US-UK Extradition Treaty
This month, November 2010, sees the third anniversary of the sentencing (to 37 months in gaol) of three former NatWest Bank employees – British citizens – on one count of wire fraud, an offence unkown to British law. They began their sentence in a US gaol in May 2008 and were transferred to a British prison in November 2008.
The offence for which they have been imprisoned was alleged to have been carried out in Britain, where the three were then living. Unfortunately for them, one of the people involved was an Enron employee and the US authorities have been determined to prosecute everyone with any connection to anyone involved in that affair.
The details of the case are well-known. Suffice it to say two things at this stage. One is that the extradition from Britain was allowed under the UK-US Extradition Act 2003, an Act which has continually been widely criticised as one-sided – in favour of the US of course – in that a much lower standard of evidence is required for a US application in the UK than for the reverse. Numerical evidence for this is that while only 10% of US applications have been refused by UK courts, 30% of UK applications have been refused by US courts (Home Office Note SN/HS/4980 by Sally Broadbridge).
The second remarkable fact which has even wider implications, including for example the workings of the European Arrest Warrant (see post of 7 November) is this: the UK High Court dismissed the ex-Bankers’ appeals and their claims to judicial review (which could have opened the way to an appeal to the European Court of Human Rights) with the following words delivered by Lord Justice Laws!, “Under the 2003 Act neither court nor minister possesses any discretion to (either) further the extradition process or (choose) not to do so. If certain conditions are fulfilled, the court must send the case to the Secretary of State (for the Home Department). If certain further conditions are satisfied the Secretary of State must order extradition, if not he must not”.
This view of the limits on the Home Secretary’s powers were explicitly affirmed in these very words by the then Home Secretary, Alan Johnson, on 15 July 2009 in the case of Gary McKinnon, the 23 year old computer buff whom the US authorities allege did grave damage by “hacking” into US defence networks. (Many people would have judged McKinnon deserving of a medal for showing how vulnerable the US systems were to an enemy, which McKinnon manifestly is not, though he has clearly hurt the US defence establishment’s pride.)
Now here is the key point. Babar Ahmed and Abu Hamza have been held by the British authorities since 2004. Abu Hamza has been held first because of an application for extradition to the US under the 2003 Act (application granted on 15 November 2007), and secondly because he is currently coming to the end of a 7 year sentence for incitement and other offences. Barbar Ahmed was detained in August 2004 pursuant to an extradition request from the US under the 2003 Act for alleged offences committed in the 1990s.
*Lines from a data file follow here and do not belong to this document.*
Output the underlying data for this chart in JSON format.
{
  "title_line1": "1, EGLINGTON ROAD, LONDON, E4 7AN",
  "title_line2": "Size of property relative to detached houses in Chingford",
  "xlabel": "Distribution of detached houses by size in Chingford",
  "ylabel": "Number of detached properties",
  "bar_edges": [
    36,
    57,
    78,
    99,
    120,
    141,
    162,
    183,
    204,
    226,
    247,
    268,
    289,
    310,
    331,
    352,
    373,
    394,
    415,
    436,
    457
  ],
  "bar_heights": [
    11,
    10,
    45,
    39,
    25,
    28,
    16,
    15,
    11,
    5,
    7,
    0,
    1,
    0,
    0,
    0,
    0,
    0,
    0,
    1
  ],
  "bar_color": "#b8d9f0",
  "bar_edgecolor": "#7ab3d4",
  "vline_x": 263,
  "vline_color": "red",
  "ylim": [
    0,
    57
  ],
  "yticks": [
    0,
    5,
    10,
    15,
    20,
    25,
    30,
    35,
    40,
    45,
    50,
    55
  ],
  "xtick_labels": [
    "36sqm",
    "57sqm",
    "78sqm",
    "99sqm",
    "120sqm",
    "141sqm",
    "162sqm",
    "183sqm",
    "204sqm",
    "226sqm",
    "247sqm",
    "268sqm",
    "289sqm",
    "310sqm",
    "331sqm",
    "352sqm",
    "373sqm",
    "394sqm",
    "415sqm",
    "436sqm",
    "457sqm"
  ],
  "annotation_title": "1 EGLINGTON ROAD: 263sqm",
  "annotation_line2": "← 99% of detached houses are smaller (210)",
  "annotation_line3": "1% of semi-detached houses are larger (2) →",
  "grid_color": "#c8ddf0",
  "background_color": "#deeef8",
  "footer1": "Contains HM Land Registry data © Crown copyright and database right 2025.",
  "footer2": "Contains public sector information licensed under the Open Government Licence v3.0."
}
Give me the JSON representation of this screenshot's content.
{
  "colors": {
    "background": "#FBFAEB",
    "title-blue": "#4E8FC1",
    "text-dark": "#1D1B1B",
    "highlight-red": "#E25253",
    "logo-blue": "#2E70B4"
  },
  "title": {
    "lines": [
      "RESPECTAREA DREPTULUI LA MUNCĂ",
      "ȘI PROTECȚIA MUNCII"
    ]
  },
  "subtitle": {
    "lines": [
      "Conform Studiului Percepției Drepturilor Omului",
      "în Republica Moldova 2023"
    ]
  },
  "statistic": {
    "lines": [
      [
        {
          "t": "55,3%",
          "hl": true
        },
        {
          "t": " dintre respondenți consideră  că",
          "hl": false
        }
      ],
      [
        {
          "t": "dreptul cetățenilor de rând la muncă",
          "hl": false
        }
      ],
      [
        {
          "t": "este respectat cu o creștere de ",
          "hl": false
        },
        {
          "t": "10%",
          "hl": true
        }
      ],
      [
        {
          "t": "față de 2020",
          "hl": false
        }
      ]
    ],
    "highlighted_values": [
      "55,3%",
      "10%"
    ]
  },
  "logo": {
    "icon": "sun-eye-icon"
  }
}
Extradition was granted by Judge Timothy Waterman at Bow Street Magistrates Court in 2007. Meantime, following an appeal to it, the European Court of Human Rights has instructed the UK Government not to allow his extradition pending further, unspecified investigations. Abu Hamza also has an appeal to the ECHR against his extradition, which leaves the government wondering what to do when he comes out in a few months’ time.
So in the cases of the NatWest three, Messrs Darby, Bermingham and Mulgrew, and the computer hacker, Gary McKinnon, the Courts and the Home Secretary have been bound absolutely by the 2003 Act to allow extradition provided the paperwork is in order – no actual evidence of the alleged crime has been needed. But in the cases of Abu Hamza, an Egyptian who entered Britain on a student visa in 1979, and Barbar Ahmed, born in London of Pakistani parents, both wanted in the USA on terrorism charges, apparently the 2003 Act is not so absolute after all.
So which is superior then, the US or the Euro Court? If the ECHR does have the last word, the message to those arrested under the 2003 UK-USA Extradition Act is get your appeal in to the ECHR as soon as possible. Either way, it makes all talk of the UK having a “Supreme Court” look pretty silly – a terrible indictment of the political class, who have let this terrible state of affairs come about.